Mercy Vaughn

Mercy has been working as an Environmental/Compliance specialist in the U.S. desert southwest for the past 28 years. While she conducts biological resource inventories and oversees compliance measures for multiple Threatened, Endangered, and sensitive species, her passion has been working with desert tortoises. Most recently, she has been working on developing methods of using drone technology for desert tortoise conservation in California. She grew up in Laredo, Texas and is of Mexican American descent. Her love of wildlife began when she was a child as she would rescue every injured or displaced lizard, snake, turtle, and bird her mother would allow. She was first inspired to study tortoises when she attended the University of Arizona where she graduated with a bachelor’s degree in Ecology and Evolutionary Biology in 1993 working closely with the late desert ecologist Charles H. Lowe.
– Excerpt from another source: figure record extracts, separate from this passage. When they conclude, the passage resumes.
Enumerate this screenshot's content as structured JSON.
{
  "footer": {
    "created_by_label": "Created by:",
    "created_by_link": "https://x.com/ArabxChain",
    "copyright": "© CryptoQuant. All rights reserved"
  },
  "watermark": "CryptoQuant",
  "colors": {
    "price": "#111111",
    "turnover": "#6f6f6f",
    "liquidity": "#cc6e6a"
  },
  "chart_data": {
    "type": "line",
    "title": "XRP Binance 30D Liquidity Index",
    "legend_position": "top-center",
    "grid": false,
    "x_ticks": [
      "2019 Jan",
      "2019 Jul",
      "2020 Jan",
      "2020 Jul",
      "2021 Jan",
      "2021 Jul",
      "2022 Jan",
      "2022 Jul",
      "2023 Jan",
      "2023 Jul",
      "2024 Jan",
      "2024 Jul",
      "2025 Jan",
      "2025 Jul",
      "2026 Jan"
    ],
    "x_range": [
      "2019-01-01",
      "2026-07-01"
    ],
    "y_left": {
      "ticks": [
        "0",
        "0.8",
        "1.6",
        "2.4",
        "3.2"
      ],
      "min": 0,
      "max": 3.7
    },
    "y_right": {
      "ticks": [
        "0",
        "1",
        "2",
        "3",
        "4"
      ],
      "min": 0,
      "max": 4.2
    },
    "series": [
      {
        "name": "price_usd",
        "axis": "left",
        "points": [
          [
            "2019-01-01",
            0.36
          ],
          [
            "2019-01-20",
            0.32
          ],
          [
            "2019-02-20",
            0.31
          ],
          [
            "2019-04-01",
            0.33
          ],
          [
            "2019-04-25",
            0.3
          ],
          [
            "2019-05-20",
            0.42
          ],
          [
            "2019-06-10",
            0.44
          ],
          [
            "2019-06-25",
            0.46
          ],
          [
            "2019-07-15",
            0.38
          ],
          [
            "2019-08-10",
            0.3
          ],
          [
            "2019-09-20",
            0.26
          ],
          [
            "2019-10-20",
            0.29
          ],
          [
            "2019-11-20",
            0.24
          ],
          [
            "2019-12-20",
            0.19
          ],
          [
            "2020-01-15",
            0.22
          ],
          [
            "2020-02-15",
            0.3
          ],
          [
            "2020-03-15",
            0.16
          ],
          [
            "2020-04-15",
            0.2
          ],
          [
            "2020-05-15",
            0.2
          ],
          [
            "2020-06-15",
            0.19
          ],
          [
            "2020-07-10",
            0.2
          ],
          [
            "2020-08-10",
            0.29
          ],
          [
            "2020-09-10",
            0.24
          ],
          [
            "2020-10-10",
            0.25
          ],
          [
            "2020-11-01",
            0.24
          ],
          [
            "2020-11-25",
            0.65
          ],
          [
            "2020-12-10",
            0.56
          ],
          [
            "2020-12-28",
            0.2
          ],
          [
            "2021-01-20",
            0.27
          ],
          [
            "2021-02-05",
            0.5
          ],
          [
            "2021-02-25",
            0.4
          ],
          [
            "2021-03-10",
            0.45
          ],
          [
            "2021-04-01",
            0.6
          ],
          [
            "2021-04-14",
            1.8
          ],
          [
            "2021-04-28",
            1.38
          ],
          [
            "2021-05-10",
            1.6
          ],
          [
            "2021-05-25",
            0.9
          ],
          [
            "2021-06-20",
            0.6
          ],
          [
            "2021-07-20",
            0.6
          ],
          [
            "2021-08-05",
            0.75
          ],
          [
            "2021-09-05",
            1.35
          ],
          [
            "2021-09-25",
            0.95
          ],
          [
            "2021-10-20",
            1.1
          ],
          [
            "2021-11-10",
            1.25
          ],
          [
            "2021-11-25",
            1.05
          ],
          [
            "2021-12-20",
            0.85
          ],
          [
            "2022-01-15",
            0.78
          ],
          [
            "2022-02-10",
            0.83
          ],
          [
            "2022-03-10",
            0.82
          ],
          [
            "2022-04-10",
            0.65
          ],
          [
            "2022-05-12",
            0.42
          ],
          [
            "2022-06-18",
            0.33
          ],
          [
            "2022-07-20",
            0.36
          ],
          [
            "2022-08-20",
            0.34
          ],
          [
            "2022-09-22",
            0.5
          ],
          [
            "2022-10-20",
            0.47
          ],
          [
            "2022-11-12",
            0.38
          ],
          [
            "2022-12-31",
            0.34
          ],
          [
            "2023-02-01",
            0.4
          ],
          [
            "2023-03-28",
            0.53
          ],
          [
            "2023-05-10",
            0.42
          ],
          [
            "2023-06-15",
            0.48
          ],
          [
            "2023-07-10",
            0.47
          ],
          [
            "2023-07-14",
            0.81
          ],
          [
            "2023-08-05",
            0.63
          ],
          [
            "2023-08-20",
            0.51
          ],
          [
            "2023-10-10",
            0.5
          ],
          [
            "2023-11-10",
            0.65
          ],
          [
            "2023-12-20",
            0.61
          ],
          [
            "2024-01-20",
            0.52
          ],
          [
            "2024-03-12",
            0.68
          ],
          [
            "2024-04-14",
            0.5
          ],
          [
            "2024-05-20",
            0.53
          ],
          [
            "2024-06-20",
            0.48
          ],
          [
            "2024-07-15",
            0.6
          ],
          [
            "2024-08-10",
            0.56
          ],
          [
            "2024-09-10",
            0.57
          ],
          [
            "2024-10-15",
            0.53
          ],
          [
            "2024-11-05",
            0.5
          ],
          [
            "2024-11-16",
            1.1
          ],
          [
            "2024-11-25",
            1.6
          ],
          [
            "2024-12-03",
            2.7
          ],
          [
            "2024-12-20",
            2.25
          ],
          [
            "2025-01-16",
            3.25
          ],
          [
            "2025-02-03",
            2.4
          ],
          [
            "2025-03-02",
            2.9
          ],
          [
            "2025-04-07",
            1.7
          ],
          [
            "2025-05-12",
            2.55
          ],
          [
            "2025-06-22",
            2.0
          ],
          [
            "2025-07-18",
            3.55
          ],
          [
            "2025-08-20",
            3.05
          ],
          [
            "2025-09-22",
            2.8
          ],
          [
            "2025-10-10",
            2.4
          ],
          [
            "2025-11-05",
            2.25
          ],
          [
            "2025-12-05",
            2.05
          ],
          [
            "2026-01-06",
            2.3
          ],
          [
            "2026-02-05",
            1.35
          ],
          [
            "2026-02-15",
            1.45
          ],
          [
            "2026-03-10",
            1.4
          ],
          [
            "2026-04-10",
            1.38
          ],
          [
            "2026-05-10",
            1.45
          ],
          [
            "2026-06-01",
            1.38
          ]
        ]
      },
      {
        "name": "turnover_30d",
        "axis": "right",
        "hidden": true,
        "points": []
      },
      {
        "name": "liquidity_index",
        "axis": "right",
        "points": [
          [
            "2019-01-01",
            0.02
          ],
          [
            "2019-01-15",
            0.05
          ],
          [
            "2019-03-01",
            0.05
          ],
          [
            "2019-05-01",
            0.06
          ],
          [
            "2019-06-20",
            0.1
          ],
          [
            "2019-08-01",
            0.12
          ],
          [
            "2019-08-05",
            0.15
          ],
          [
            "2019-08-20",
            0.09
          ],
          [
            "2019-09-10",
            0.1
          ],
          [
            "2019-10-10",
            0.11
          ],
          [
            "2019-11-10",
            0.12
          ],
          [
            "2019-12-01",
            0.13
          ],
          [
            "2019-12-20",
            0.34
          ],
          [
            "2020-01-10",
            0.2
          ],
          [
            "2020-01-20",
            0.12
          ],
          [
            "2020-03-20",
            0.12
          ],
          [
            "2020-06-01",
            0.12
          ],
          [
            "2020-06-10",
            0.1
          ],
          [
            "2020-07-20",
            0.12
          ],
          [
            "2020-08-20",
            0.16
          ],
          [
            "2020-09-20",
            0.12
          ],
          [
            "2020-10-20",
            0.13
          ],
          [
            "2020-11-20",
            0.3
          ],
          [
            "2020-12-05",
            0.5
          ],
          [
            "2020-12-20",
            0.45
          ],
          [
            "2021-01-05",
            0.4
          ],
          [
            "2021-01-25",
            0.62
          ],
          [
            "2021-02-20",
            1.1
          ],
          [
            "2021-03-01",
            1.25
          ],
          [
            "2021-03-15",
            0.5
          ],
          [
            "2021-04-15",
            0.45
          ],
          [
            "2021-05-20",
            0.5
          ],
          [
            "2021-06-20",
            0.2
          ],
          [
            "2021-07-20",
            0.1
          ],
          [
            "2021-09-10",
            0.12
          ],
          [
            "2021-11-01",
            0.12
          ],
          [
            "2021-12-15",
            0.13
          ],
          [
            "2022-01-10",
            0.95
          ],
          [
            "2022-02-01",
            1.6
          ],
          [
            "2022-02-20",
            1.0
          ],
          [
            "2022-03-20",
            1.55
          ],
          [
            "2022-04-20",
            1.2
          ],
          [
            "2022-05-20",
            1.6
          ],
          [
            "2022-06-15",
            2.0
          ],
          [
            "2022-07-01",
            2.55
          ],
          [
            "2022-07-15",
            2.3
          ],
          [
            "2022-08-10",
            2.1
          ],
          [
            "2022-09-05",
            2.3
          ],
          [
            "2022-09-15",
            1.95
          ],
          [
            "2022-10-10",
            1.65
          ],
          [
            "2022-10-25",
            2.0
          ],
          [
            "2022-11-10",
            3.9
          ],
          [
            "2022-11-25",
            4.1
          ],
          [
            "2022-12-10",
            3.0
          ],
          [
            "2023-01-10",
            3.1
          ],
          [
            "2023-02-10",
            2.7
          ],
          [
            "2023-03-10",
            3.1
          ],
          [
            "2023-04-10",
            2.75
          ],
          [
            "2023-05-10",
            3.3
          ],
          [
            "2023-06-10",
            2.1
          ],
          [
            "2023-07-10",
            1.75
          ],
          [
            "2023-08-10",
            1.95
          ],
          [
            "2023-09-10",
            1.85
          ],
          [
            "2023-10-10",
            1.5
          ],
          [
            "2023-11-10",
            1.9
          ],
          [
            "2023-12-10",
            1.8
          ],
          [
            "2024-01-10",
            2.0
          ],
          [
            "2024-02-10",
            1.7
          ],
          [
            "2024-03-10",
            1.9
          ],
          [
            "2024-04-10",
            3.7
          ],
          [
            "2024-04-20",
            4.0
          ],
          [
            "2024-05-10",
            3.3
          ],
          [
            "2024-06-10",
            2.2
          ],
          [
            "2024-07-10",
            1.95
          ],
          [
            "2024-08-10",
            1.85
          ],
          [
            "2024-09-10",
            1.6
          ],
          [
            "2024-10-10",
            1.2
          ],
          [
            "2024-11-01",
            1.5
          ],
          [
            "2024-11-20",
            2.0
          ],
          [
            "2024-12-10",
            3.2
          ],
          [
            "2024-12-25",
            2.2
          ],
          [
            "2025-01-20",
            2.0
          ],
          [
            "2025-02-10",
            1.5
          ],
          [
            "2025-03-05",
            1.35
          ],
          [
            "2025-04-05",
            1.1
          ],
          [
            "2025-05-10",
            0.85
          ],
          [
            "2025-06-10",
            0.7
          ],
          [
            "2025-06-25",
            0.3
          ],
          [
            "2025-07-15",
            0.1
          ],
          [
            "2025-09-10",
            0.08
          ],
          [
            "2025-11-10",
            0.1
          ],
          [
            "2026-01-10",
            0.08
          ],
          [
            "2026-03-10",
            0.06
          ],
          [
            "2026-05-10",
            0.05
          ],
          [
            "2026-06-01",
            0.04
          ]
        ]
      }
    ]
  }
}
In 2001 she combined her love of Mexico and tortoises initiating and leading a 15-year multi-disciplinary research project studying the distribution, genetics, ecology, and health and disease of Gopherus sp. in the states of Sonora and Sinaloa, Mexico. This work led to the newly described Goode’s Thornscrub Tortoise. She continues to advise the Turtle Conservancy on their land acquisition project in Durango, Mexico to conserve some of the last remaining Bolson tortoise habitat. She and her three dogs currently live in San Luis Obispo, CA.